A few handy definitions:

function: returns a single result via the function name; other uses are "side effects" to be avoided
subprogram: returns one or more results via parameters; parameters may be input, output or both; may use call-by-value, call-by-reference, call-by-name, etc
FLOOR: a function that rounds down
MERGE: a subprogram that merges two sorted sublists

Consider the following pseudocode:

subprogram A(array B(l:r))
   if (r-l) >= 1 then
   begin
      m <- FLOOR[(l+r)/2]
      call A(B(l:m))
      call A(B(m+1:r))
      call MERGE(B(l:m), B(m+1:r))
   endif
endsubprogram

What does A do?

MergeSort.

Example

{7 3 5 1}				Original array
{7 3}		{5 1}		Split into two
{7}	{3}	{5}	{1}	Split each of above into two
{3 7}		{1 5}		Merge the first two and second two
{1 3 5 7}				Merge the two into one

Analysis

Time

T(n) = 2T(n/2) + n

2 recursive calls, each with an array half the input size
MERGE takes at most n (actually n-1) comparisons

Solve by inspection. Try T(n) = n log(n).

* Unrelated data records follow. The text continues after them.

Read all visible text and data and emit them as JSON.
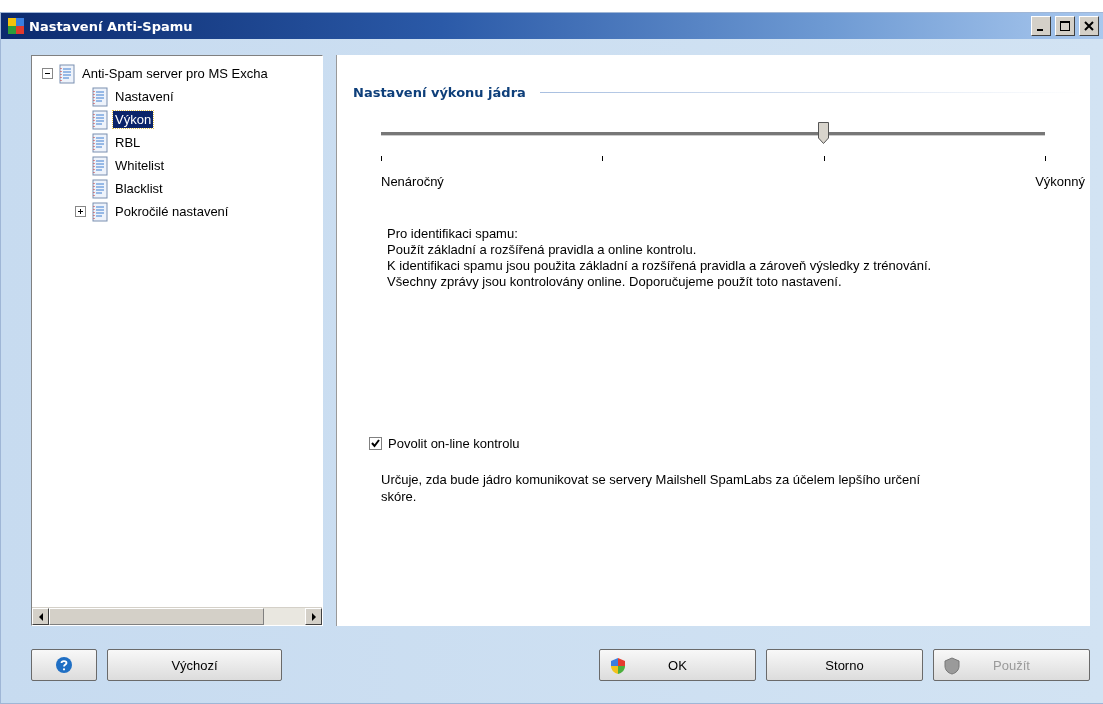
{
  "window": {
    "title": "Nastavení Anti-Spamu"
  },
  "tree": [
    {
      "label": "Anti-Spam server pro MS Excha",
      "selected": false,
      "expanded": true,
      "children": [
        {
          "label": "Nastavení",
          "selected": false
        },
        {
          "label": "Výkon",
          "selected": true
        },
        {
          "label": "RBL",
          "selected": false
        },
        {
          "label": "Whitelist",
          "selected": false
        },
        {
          "label": "Blacklist",
          "selected": false
        },
        {
          "label": "Pokročilé nastavení",
          "selected": false,
          "expanded": false
        }
      ]
    }
  ],
  "section": {
    "title": "Nastavení výkonu jádra"
  },
  "slider": {
    "level": 0.667,
    "min_label": "Nenáročný",
    "max_label": "Výkonný"
  },
  "description": [
    "Pro identifikaci spamu:",
    "Použít základní a rozšířená pravidla a online kontrolu.",
    "K identifikaci spamu jsou použita základní a rozšířená pravidla a zároveň výsledky z trénování.",
    "Všechny zprávy jsou kontrolovány online. Doporučujeme použít toto nastavení."
  ],
  "online_check": {
    "label": "Povolit on-line kontrolu",
    "checked": true,
    "description": "Určuje, zda bude jádro komunikovat se servery Mailshell SpamLabs za účelem lepšího určení skóre."
  },
  "buttons_left": [
    {
      "kind": "help"
    },
    {
      "kind": "text",
      "label": "Výchozí",
      "disabled": false
    }
  ],
  "buttons_right": [
    {
      "kind": "shield",
      "label": "OK",
      "disabled": false
    },
    {
      "kind": "text",
      "label": "Storno",
      "disabled": false
    },
    {
      "kind": "shield",
      "label": "Použít",
      "disabled": true
    }
  ]
}
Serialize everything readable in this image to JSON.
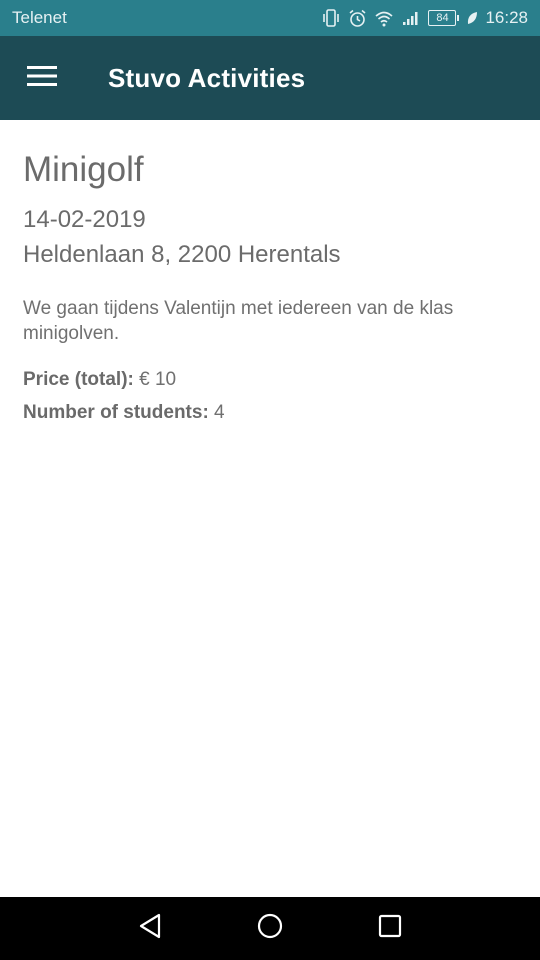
{
  "status_bar": {
    "carrier": "Telenet",
    "battery_level": "84",
    "time": "16:28",
    "icons": [
      "vibrate-icon",
      "alarm-icon",
      "wifi-icon",
      "signal-icon",
      "battery-icon",
      "leaf-icon"
    ]
  },
  "app_bar": {
    "title": "Stuvo Activities",
    "menu_icon": "hamburger-menu-icon"
  },
  "activity": {
    "title": "Minigolf",
    "date": "14-02-2019",
    "address": "Heldenlaan 8, 2200 Herentals",
    "description": "We gaan tijdens Valentijn met iedereen van de klas minigolven.",
    "price_label": "Price (total):",
    "price_value": " € 10",
    "students_label": "Number of students:",
    "students_value": " 4"
  },
  "nav_bar": {
    "icons": [
      "back-icon",
      "home-icon",
      "recents-icon"
    ]
  },
  "colors": {
    "status_bar": "#2a7f8c",
    "app_bar": "#1d4b55",
    "text": "#6e6e6e",
    "nav_bar": "#000000"
  }
}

n log(n) ?= 2 (n/2) log(n/2) + n = n (log(n/2) + 1)
                                 = n (log(n/2) + log(2))
                                 = n log((n/2)*2)
                                 = n log(n)

Thus T(n) really is n log(n).

Space

MERGE is easy to perform in linear extra space. Just use merge-forward or merge-backward with n/2 extra storage cells.

The situation gets slippery, however, when only constant extra space is available. See, for example, a relevant research paper.